America's Slaves Were More Valuable Than All Its Industrial Capital Combined

slate.com

By Matthew Yglesias

Posted Thursday, July 18, 2013, at 10:13 AM



Thomas Piketty and Gabriel Zucman have a new paper out ( PDF) about the historical evolution of wealth in a number of different prominent countries, and it features this chart for the United States that really drives home the amazing reality of America's antebellum slave economy. The "human capital" consisting of black men and women held as chattel in the states of the south was more valuable than all the industrial and transportation capital ("other domestic capital") of the country in the first half of the nineteenth century.
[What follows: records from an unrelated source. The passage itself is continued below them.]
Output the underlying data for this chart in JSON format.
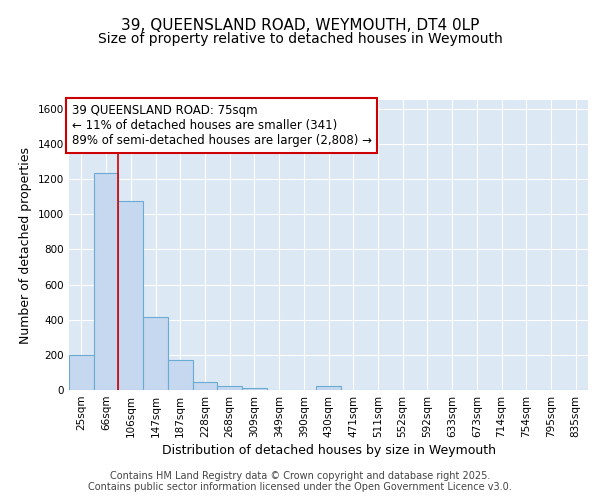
{
  "title": "39, QUEENSLAND ROAD, WEYMOUTH, DT4 0LP",
  "subtitle": "Size of property relative to detached houses in Weymouth",
  "xlabel": "Distribution of detached houses by size in Weymouth",
  "ylabel": "Number of detached properties",
  "categories": [
    "25sqm",
    "66sqm",
    "106sqm",
    "147sqm",
    "187sqm",
    "228sqm",
    "268sqm",
    "309sqm",
    "349sqm",
    "390sqm",
    "430sqm",
    "471sqm",
    "511sqm",
    "552sqm",
    "592sqm",
    "633sqm",
    "673sqm",
    "714sqm",
    "754sqm",
    "795sqm",
    "835sqm"
  ],
  "values": [
    200,
    1235,
    1075,
    415,
    170,
    45,
    22,
    12,
    0,
    0,
    20,
    0,
    0,
    0,
    0,
    0,
    0,
    0,
    0,
    0,
    0
  ],
  "bar_color": "#c5d8ef",
  "bar_edge_color": "#6aabd2",
  "vline_x": 1.5,
  "vline_color": "#cc0000",
  "annotation_text": "39 QUEENSLAND ROAD: 75sqm\n← 11% of detached houses are smaller (341)\n89% of semi-detached houses are larger (2,808) →",
  "annotation_box_facecolor": "#ffffff",
  "annotation_box_edgecolor": "#cc0000",
  "ylim": [
    0,
    1650
  ],
  "yticks": [
    0,
    200,
    400,
    600,
    800,
    1000,
    1200,
    1400,
    1600
  ],
  "bg_color": "#dde8f5",
  "grid_color": "#ffffff",
  "footer_text": "Contains HM Land Registry data © Crown copyright and database right 2025.\nContains public sector information licensed under the Open Government Licence v3.0.",
  "title_fontsize": 11,
  "subtitle_fontsize": 10,
  "axis_label_fontsize": 9,
  "tick_fontsize": 7.5,
  "annotation_fontsize": 8.5,
  "footer_fontsize": 7
}
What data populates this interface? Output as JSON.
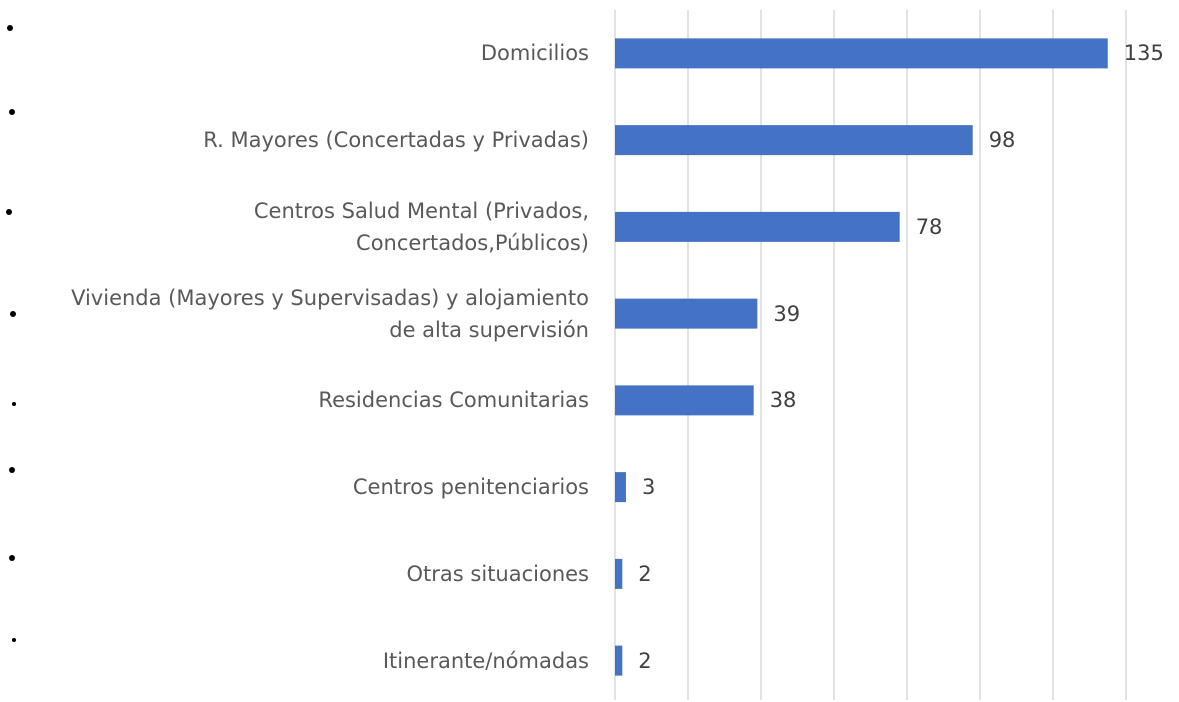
{
  "chart_data": {
    "type": "bar",
    "orientation": "horizontal",
    "categories": [
      "Domicilios",
      "R. Mayores (Concertadas y Privadas)",
      "Centros Salud Mental (Privados,\nConcertados,Públicos)",
      "Vivienda (Mayores y Supervisadas) y alojamiento\nde alta supervisión",
      "Residencias Comunitarias",
      "Centros penitenciarios",
      "Otras situaciones",
      "Itinerante/nómadas"
    ],
    "values": [
      135,
      98,
      78,
      39,
      38,
      3,
      2,
      2
    ],
    "color": "#4472c4",
    "xlim": [
      0,
      140
    ],
    "xticks": [
      0,
      20,
      40,
      60,
      80,
      100,
      120,
      140
    ],
    "grid": true
  }
}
When you consider that the institution of slavery was limited to specific subset of the country, you can see that in the region where it held sway slave wealth was wealth.

In their discussion, the point Piketty and Zucman make about this is that slave wealth was the functional equivalent of land wealth in a country where agricultural land was abundant. The typical European wealth-holding pattern was of an economic elite composed of wealthy landowners in a environment of scarce usable land. In America, land was plentiful since you could steal it from Native Americans. That should could have led to an egalitarian distribution of wealth, but instead an alternative agrarian elite emerged that did happen to own large stocks of land but whose wealthy was primarily composed of owning the human beings who worked the land rather than owning the land itself.